A tre mesi esatti dalle prime timide manifestazioni popolari in Siria, inscenate nel nome di «riforme politiche» ma trasformatesi, dopo le prime stragi di dimostranti, in cortei per «la caduta del regime», la repressione militare di Damasco continua a concentrarsi nel nord-ovest al confine con la Turchia, proprio quando il presidente siriano Bashar al Assad ha inviato ieri ad Ankara due suoi alti emissari. La cittadina di Jisr al Shughur, a pochi km dalla frontiera turca, è tornata secondo i media governativi «alla vita normale».
Attivisti e testimoni riferiscono che i carri armati, i mezzi blindati e gli elicotteri da combattimento sono stati dispiegati da martedì a Marrat an Numan, poche decine di km a nord-est di Jisr al Shughur. E in fuga sarebbero migliaia di abitanti della stessa Maarrat an Numan.
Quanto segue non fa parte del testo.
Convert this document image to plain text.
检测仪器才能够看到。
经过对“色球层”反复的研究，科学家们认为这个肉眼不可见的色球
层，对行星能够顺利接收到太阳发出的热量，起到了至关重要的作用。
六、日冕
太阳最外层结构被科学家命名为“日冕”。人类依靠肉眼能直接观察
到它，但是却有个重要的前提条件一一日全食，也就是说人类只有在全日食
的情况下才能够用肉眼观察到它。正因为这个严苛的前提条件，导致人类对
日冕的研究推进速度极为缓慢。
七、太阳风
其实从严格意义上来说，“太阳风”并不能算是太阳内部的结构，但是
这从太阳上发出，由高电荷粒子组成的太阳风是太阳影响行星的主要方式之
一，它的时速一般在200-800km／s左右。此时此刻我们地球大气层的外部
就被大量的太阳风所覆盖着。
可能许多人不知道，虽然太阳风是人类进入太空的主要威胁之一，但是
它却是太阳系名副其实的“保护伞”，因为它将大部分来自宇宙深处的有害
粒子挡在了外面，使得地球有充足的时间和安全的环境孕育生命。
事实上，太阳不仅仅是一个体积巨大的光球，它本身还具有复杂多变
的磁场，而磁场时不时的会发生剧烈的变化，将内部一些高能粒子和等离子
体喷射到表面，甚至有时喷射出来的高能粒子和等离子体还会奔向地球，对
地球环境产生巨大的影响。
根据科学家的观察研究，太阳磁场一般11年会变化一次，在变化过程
Almeno altri venti carri armati sono schierati da oltre due giorni dall'altra parte della Siria. I media governativi giustificano l'uso dell'esercito per sconfiggere «organizzazioni terroristiche». Intanto da Damasco l'ex ministro della Difesa, il generale Hasan Turkmani, e il ministro degli Esteri Walid Muallim, entrambi sunniti, sono stati inviati ad Ankara per cercare di placare l'ira del premier Tayyip Erdogan, amico e partner politico di Assad che nei giorni scorsi era tornato a stigmatizzare la repressione. Un rapporto dell'Alto commissario delle Nazioni Unite per i diritti umani, Navi Pillay, giudica la situazione dei diritti umani in Siria «orrenda» e definisce «brutale» l'intervento dell'esercito sui manifestanti: secondo il rapporto, sono 1.100 finora i civili uccisi, diecimila gli arrestati. L'attrice hollywoodiana Angelina Jolie visiterà domani i rifugiati siriani che sono fuggiti in Turchia.